Alberta Mortgage Rates: Live Bank & Broker Rates for Alberta Borrowers
Alberta is the most affordable major mortgage market in Canada and the only province without a provincial land transfer tax. Calgary and Edmonton average prices sit in the $500K–$650K range — well within the $1.5M insured cap — which means Alberta borrowers benefit from insured-mortgage pricing on the vast majority of purchases. The rates below reflect Big 5 and challenger lender pricing available to Alberta borrowers, with notes on Alberta-specific registration costs and provincial market dynamics.
Live Rates Available in AlbertaLast updated 2026-05-15
| Lender | 5-Year Fixed | 3-Year Fixed | 5-Year Variable |
|---|---|---|---|
Lender 1 | 4.24% | 4.09% | 3.49% |
Bank 1 | 4.29% | 4.39% | 3.65% |
Bank 4 | 4.29% | 4.49% | 3.95% |
Bank 5 | 4.51% | 4.29% | 4.53% |
Bank 2 | 4.59% | 4.74% | 4.09% |
Bank 3 | 4.94% | 4.79% | 4% |
Rates are posted or discounted offers sourced directly from each lender. Lender pricing does not vary by province in Canada—the same rates above are available to qualified borrowers in Calgary, Edmonton, Red Deer, and across Alberta.
Alberta Market Context
Calgary and Edmonton together represent roughly 85% of Alberta’s mortgage market. Calgary benchmark prices ($580K average) and Edmonton benchmark prices ($450K average) sit well below the insured-mortgage ceiling, meaning over 60% of Alberta purchases qualify for CMHC, Sagen, or Canada Guaranty insurance — delivering 30–60 basis points better pricing than uninsured equivalents.
Alberta’s mortgage market is structurally more rate-sensitive than Ontario or BC because of lower price points and higher household income levels. The median Alberta mortgage holder carries 2.6x their household income in residential debt — the lowest leverage ratio of any major province. This gives Alberta borrowers more room to absorb renewal-rate increases.
Alberta’s economy remains heavily correlated with energy prices, which introduces cyclical risk to housing and lending. Oil price shocks in 2014–2016 produced a meaningful Alberta housing correction. In 2026, oil price stability has supported both housing demand and mortgage origination volumes.

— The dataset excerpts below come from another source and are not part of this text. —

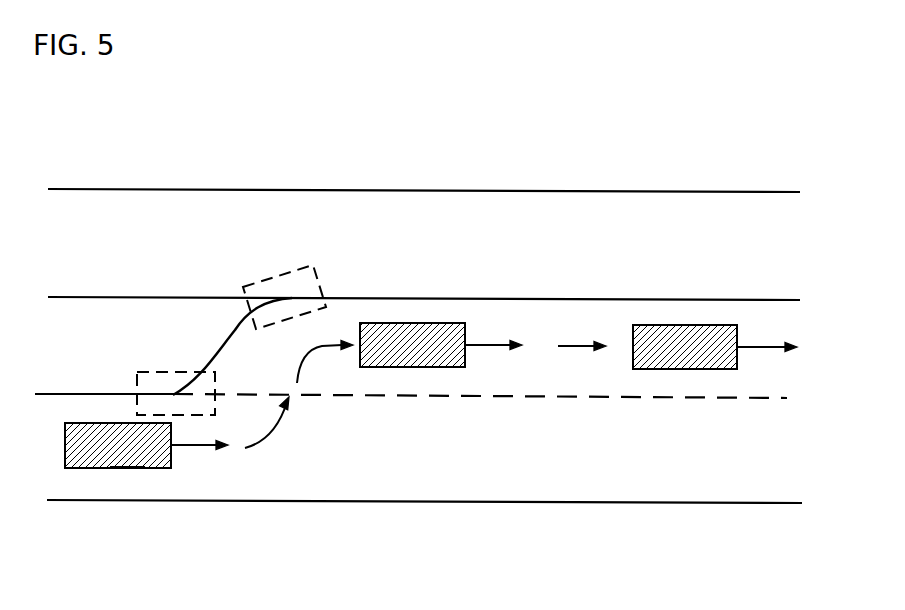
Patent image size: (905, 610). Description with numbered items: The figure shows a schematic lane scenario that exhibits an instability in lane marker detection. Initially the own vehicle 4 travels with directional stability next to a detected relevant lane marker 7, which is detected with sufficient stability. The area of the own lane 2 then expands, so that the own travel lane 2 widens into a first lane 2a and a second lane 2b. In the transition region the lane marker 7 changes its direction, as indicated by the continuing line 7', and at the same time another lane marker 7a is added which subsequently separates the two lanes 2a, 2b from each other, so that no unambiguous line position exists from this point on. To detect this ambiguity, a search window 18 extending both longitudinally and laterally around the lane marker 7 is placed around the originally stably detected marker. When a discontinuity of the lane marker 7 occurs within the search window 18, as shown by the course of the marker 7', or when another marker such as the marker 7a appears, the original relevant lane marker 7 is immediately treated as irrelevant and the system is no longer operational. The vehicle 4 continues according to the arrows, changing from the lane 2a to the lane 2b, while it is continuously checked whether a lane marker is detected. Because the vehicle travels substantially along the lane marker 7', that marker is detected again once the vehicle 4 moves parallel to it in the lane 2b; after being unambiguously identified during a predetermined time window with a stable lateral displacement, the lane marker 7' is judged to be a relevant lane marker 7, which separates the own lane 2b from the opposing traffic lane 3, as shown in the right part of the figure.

The own lane 2 is at (67, 487).
The first lane 2a is at (373, 480).
The second lane 2b is at (548, 380).
The opposing traffic lane 3 is at (148, 222).
The own vehicle 4 is at (127, 468).
The relevant lane marker 7 is at (417, 316).
The continuing line 7' is at (249, 320).
The additional lane marker 7a is at (240, 393).
The search window 18 is at (157, 370).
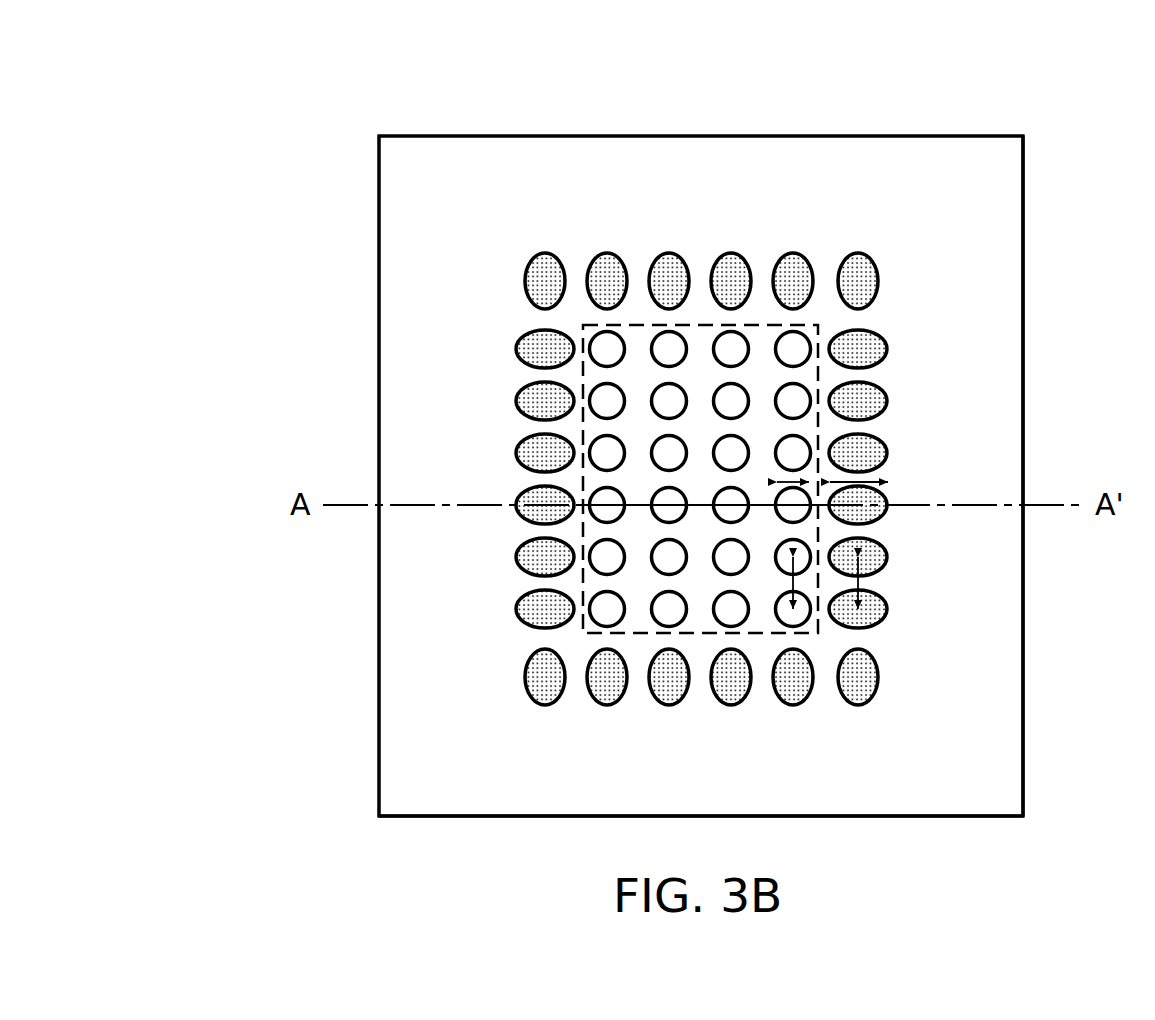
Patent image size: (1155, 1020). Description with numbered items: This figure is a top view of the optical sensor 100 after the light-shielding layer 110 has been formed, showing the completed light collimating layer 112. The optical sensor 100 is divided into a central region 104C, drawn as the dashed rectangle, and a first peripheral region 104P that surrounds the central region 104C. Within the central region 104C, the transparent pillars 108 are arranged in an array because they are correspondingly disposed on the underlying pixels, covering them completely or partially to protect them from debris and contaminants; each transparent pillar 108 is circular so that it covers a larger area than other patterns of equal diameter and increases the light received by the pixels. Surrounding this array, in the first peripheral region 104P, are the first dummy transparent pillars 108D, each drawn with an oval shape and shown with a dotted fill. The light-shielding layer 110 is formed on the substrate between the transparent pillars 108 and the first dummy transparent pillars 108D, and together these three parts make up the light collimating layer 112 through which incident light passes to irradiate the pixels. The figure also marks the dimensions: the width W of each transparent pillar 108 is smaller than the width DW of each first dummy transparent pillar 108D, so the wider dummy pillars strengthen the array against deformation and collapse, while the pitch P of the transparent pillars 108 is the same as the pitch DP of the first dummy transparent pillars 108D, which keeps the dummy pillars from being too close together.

The optical sensor 100 is at (328, 116).
The first peripheral region 104P is at (420, 183).
The central region 104C is at (612, 375).
The transparent pillars 108 is at (796, 349).
The first dummy transparent pillars 108D is at (866, 282).
The light-shielding layer 110 is at (1005, 793).
The light collimating layer 112 is at (1032, 338).
The width of each transparent pillar W is at (784, 482).
The width of each first dummy transparent pillar DW is at (889, 482).
The pitch of the transparent pillars P is at (793, 583).
The pitch of the first dummy transparent pillars DP is at (858, 583).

Alberta Has No Land Transfer Tax
Alberta is one of only three provinces (with Saskatchewan and rural parts of Nova Scotia) that charges no provincial land transfer tax. Instead, Alberta charges land title registration fees — a flat $50 plus $2 per $5,000 of property value — plus mortgage registration fees on the same scale. On a $600,000 home with a $480,000 mortgage, total registration costs are approximately $430.
This saves Alberta buyers roughly $10,000–$15,000 compared to equivalent purchases in Ontario or BC. The savings are especially meaningful for first-time buyers, who can direct that capital toward down payment or closing costs rather than tax.
Alberta offers no first-time home buyer rebates or special exemptions because no land transfer tax applies in the first place. Federal first-time buyer incentives (Home Buyers’ Plan, First Home Savings Account, GST/HST new housing rebate) apply equally to Alberta purchases.